Thinking of L’Amour as just a western author is myopic. The man did a lot more in life than just punch cattle, just as the author wrote in a lot more than just the western genre. He was versatile, but for whatever reason, found the most success writing about cowboys and gunfighters. So he stuck to what brought him the most success. However, that is not to say his motivations were purely mercenary. He had plenty of passion for the genre of his bread and butter. He obviously appreciated the culture and lore of the west during the frontier days.
“But but but his work is formulaic!”
Admittedly, a lot of it is. But that doesn’t mean he was “phoning it in.”
Those who know me personally consider me something of a snob when it comes to entertainment. Since I was a pre-teen, I could often predict where a plot was going, after watching the first act of a movie. I tend to sneer at formulaic writing.
Honestly, though, only a finite variety of stories exist in any medium. It could be argued that all entertainment follows some sort of formula. So it’s really the most blatantly formulaic work, written from a formula (rather than something written from the imagination, which just happens to align with an existing formula) that gets a withering sneer from me. In fact, certain formulas appeal to us—even snobs like myself. L’Amour simply settled on a formula which held widespread appeal.
L’Amour wrote aspirational heroes with solid morals who followed the Golden Rule. They were quick on the draw, dangerous in hand-to-hand combat, superb horsemen, wise and quick-thinking tacticians, expert survivalists, yet modest, self-sacrificial, honest, and fair. That worked well enough in the Pollyanna postwar America, but you would think his fiction would have fallen out of favor during the ascendancy of the counterculture during the ‘60s and ‘70s, when Hollywood and the New York Publishing Cartel (NYPC) focused on the tragic hero, the Byronic hero, the everyman hero, the antihero, and the sympathetic villain. Yet L’Amour’s fiction only grew more popular.

The contrast of L’Amour’s stories with cynical and sometimes downright depressing pop culture during the same period is one piece of evidence corroborating the existence of the “silent majority” or “moral majority” during that period. L’Amour’s westerns were likely a breath of fresh air to Americans observing the “sexual revolution,” the mainstreaming of recreational drugs, plus the open denigration of America, the middle class, the nuclear family, and even God.
L’Amour and his protagonists were solid, dependable, and trustworthy. They were courageous men of action, with surpassing integrity, who stood strong against whatever odds they faced. Sometimes they faced the odds alone, sometimes shoulder-to-shoulder with other resolute men, just as L’Amour and his contemporaries had through years of Depression and World War.

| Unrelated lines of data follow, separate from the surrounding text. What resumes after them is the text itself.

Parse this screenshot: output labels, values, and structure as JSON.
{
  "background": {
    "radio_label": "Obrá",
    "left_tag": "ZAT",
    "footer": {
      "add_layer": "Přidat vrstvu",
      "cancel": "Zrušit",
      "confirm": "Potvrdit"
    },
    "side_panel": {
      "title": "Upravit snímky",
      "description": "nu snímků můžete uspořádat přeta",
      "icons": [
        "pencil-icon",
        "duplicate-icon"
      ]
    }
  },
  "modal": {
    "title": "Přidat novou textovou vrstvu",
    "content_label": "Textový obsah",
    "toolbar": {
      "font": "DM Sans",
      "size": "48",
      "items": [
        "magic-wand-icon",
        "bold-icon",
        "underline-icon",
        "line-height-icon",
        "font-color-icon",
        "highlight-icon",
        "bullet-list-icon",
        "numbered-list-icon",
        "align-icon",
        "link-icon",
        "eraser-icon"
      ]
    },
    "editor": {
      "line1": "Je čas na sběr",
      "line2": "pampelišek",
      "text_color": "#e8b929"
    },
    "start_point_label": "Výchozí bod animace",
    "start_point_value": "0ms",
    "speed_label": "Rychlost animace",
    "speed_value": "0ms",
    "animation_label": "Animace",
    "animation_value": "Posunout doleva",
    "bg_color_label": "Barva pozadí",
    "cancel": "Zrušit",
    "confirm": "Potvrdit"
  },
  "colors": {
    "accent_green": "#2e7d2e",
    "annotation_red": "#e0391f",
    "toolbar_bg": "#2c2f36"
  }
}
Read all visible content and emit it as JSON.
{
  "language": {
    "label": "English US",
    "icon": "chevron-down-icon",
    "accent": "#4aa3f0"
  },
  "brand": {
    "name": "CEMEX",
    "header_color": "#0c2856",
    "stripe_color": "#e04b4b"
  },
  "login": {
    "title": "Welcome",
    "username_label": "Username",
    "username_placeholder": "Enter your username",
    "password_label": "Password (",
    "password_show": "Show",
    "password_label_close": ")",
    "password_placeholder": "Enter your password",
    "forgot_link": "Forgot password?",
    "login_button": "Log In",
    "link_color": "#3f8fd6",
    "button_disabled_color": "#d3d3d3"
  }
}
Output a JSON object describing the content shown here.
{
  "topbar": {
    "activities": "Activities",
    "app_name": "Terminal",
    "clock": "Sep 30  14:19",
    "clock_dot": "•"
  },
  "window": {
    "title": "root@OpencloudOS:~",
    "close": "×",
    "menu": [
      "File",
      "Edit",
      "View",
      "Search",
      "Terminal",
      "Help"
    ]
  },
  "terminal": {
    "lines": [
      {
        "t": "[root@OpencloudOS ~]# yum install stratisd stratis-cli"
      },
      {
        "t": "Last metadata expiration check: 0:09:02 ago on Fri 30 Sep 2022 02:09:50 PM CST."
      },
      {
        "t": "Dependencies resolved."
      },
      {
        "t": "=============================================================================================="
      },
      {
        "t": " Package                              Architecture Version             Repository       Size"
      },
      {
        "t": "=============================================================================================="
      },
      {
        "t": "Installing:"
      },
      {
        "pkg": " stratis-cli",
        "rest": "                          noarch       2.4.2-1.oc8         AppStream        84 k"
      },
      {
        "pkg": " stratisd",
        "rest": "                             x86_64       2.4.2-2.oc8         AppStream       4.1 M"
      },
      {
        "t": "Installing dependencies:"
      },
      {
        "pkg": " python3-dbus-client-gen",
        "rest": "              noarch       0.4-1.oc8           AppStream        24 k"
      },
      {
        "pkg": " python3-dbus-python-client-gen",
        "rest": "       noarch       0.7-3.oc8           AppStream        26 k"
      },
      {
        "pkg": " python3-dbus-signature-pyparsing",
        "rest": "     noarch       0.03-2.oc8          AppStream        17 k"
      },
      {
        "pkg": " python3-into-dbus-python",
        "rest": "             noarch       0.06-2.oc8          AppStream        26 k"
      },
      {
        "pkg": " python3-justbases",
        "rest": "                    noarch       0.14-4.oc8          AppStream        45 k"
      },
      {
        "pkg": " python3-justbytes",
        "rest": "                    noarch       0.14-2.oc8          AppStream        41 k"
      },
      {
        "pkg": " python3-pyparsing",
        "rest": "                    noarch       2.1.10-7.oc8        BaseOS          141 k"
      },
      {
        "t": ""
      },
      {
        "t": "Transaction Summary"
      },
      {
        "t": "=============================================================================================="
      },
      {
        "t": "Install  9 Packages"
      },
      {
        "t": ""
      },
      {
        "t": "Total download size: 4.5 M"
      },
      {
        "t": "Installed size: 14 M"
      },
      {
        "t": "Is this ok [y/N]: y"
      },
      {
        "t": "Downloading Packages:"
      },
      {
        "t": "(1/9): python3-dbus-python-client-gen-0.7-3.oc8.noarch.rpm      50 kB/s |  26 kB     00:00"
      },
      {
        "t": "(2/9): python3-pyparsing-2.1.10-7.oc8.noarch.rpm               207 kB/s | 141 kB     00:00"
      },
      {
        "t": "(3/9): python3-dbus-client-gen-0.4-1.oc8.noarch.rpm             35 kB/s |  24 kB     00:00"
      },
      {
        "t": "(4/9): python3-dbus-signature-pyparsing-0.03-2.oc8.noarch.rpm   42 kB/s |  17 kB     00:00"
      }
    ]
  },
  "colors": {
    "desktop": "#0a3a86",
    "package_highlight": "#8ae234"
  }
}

Even in our present illiterate, pozzed age of corrupt institutions, fake news, participation trophies, plummeting IQ and contempt for natural masculinity, L’Amour remains surprisingly popular. He stood strong in the onslaught of the counterculture. Now you could argue his fiction represents the new counterculture: strong, decisive men willing to do what’s right, even at great risk to themselves, so that their family, community, and country can enjoy freedom and prosperity bought by their own sacrifice. Boys and young men need that ideal to aspire to. Through the literary work of L’Amour and others, some are, thankfully, discovering it. I dare say some are inspired by it.
I have been a fan of Louis L'Amour since I was at least 12 years old. While other girls I knew were reading romance stories and pining away after Backstreet Boys, Mark-Paul Gosselaar, and Luke Perry, I was reading "Killoe", "Man from Skiberdeen", "Kilkenny", and of course "the Sacketts." My heroes were men of action, hard men who worked hard and fought hard and pinned everything on their word and their honor. As a young girl, Louis L'Amour shaped my idea of manhood and what a good man looks like and what kind of man I wanted to find, but not only that, it inspired me to learn to be the kind of woman that such a man would need and want. I wanted to live up to that breed of man.
For my own writing, the highest praise I could ever get is to be told my writing sounds like Louis L'Amour!
I've read a few of L'Amour's Westerns and they're all good. I think Conagher is my favorite book, and Hondo might be my favorite movie while The Sacketts was an excellent mini-series. L'Amour's protagonists definitely were tough men with morals, which is definitely lacking now. It's also hard to say that any genre appeals to masculinity quite like the Western. Great post, Henry.